Alumnus motivates students to re-examine L.A.

Adjunct history lecturer Ian Baldwin ’08 recently invited a group of Redlands students to challenge their perceptions of Los Angeles. Eyes closed, each pictured the Southern California city and then described it in a single word.

Some stated “sprawl,” “smog,” “fame” or “traffic.” Others had a more positive summary, using words such as “immigration,” “diversity” or “opportunity.”

“While they had not yet seen Steve Martin’s L.A. Story, these students nonetheless echoed the film’s take on a metropolis comically out of control,” says Baldwin.

Designed to reveal common clichés, the exercise was the first assignment in Baldwin’s History of Los Angeles May Term class. Teaching the course at Redlands, he says, afforded an opportunity for personal as well as historical reflection.

“Most of the participants, myself included, were Southern Californians and our familiarity with the region presented a challenge,” he says. “It can be difficult to critique sites from our past, since they are often entangled with our personal memories.”

In a trip to the region’s iconic amusement park Disneyland, the students’ childhood recollections sometimes clashed with their present-day exploration. After some reflection, several felt that the park’s Frontierland had negatively influenced their view of the American West. Its River Belle Terrace restaurant, for example, no longer contained an “Aunt Jemima,” but the plantation remained.

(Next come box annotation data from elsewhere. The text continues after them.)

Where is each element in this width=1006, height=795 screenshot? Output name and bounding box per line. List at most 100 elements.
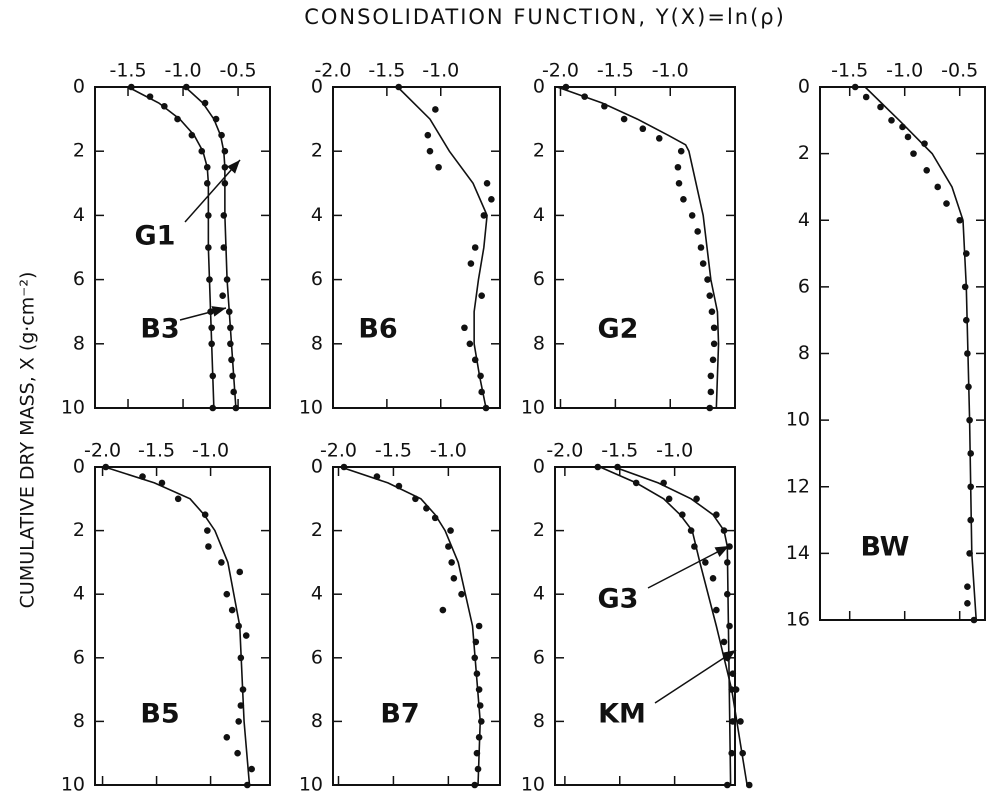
data-point xyxy=(205,212,212,219)
y-tick-label: 0 xyxy=(311,456,323,478)
data-point xyxy=(471,781,479,789)
data-point xyxy=(694,228,701,235)
data-point xyxy=(904,133,912,141)
data-point xyxy=(720,527,728,534)
data-point xyxy=(614,463,621,471)
data-point xyxy=(704,276,711,283)
data-point xyxy=(225,308,233,316)
data-point xyxy=(340,463,348,471)
data-point xyxy=(601,102,608,110)
data-point xyxy=(967,450,974,457)
data-point xyxy=(221,180,229,187)
data-point xyxy=(480,212,488,219)
data-point xyxy=(594,463,602,471)
x-tick-label: -1.5 xyxy=(109,60,146,82)
fit-curve xyxy=(340,466,482,786)
label-arrow xyxy=(654,649,737,704)
data-point xyxy=(158,479,166,487)
y-tick-label: 4 xyxy=(533,583,545,605)
data-point xyxy=(745,781,753,789)
label-arrow xyxy=(179,306,227,321)
data-point xyxy=(680,196,687,203)
data-point xyxy=(713,511,720,518)
data-point xyxy=(675,180,683,187)
x-tick-label: -2.0 xyxy=(320,440,357,462)
data-point xyxy=(674,163,682,171)
data-point xyxy=(206,276,213,283)
y-tick-label: 6 xyxy=(73,268,85,290)
y-tick-label: 0 xyxy=(533,456,545,478)
series-label: G2 xyxy=(598,314,639,345)
x-tick-label: -1.0 xyxy=(656,440,693,462)
y-tick-label: 8 xyxy=(73,332,85,354)
y-tick-label: 10 xyxy=(61,397,85,419)
data-point xyxy=(227,340,234,348)
y-tick-label: 16 xyxy=(786,609,810,631)
y-tick-label: 12 xyxy=(786,475,810,497)
data-point xyxy=(461,324,468,332)
data-point xyxy=(412,495,419,503)
data-point xyxy=(923,166,930,174)
data-point xyxy=(943,200,950,207)
data-point xyxy=(581,93,588,100)
y-tick-label: 2 xyxy=(533,519,545,541)
data-point xyxy=(220,212,228,219)
y-tick-label: 10 xyxy=(521,397,545,419)
data-point xyxy=(466,340,474,348)
data-point xyxy=(230,388,237,396)
data-point xyxy=(471,244,479,251)
y-tick-label: 0 xyxy=(73,456,85,478)
y-tick-label: 6 xyxy=(311,646,323,668)
y-tick-label: 10 xyxy=(299,774,323,795)
data-point xyxy=(201,511,209,518)
series-label: G3 xyxy=(598,584,639,615)
figure-title: CONSOLIDATION FUNCTION, Y(X)=ln(ρ) xyxy=(304,5,786,29)
data-point xyxy=(729,670,737,677)
y-tick-label: 4 xyxy=(533,204,545,226)
data-point xyxy=(102,463,110,471)
data-point xyxy=(248,765,255,773)
y-tick-label: 10 xyxy=(299,397,323,419)
data-point xyxy=(691,543,698,550)
x-tick-label: -2.0 xyxy=(314,60,351,82)
data-point xyxy=(423,505,430,512)
data-point xyxy=(220,244,228,251)
series-label: B5 xyxy=(140,699,179,730)
y-tick-label: 0 xyxy=(533,76,545,98)
data-point xyxy=(899,123,906,131)
figure-y-label: CUMULATIVE DRY MASS, X (g·cm⁻²) xyxy=(17,272,39,609)
data-point xyxy=(478,718,485,725)
data-point xyxy=(851,83,859,91)
data-point xyxy=(477,372,484,380)
data-point xyxy=(431,514,439,522)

Students also explored downtown L.A., including Union Station, Pershing Square, City Hall and Olvera Street. Each locale revealed a mixed past. Union Station was constructed on the site of Old Chinatown. Pershing Square, now paved with concrete, was once a lush park frequented by political radicals and gay men. City Hall, they learned, stood on the site of the original Native village of Yang-Na. Olvera Street, thought by some to represent and preserve L.A.’s Spanish and Mexican past, was actually a fantasy recreational site created for tourists.

“In the end, we came to see Los Angeles and Southern California as far from Eden,” Baldwin says. “But was that such a bad thing? The region’s inhabitants and unpredictable elements have long been more interesting than anything a promoter could dream up.”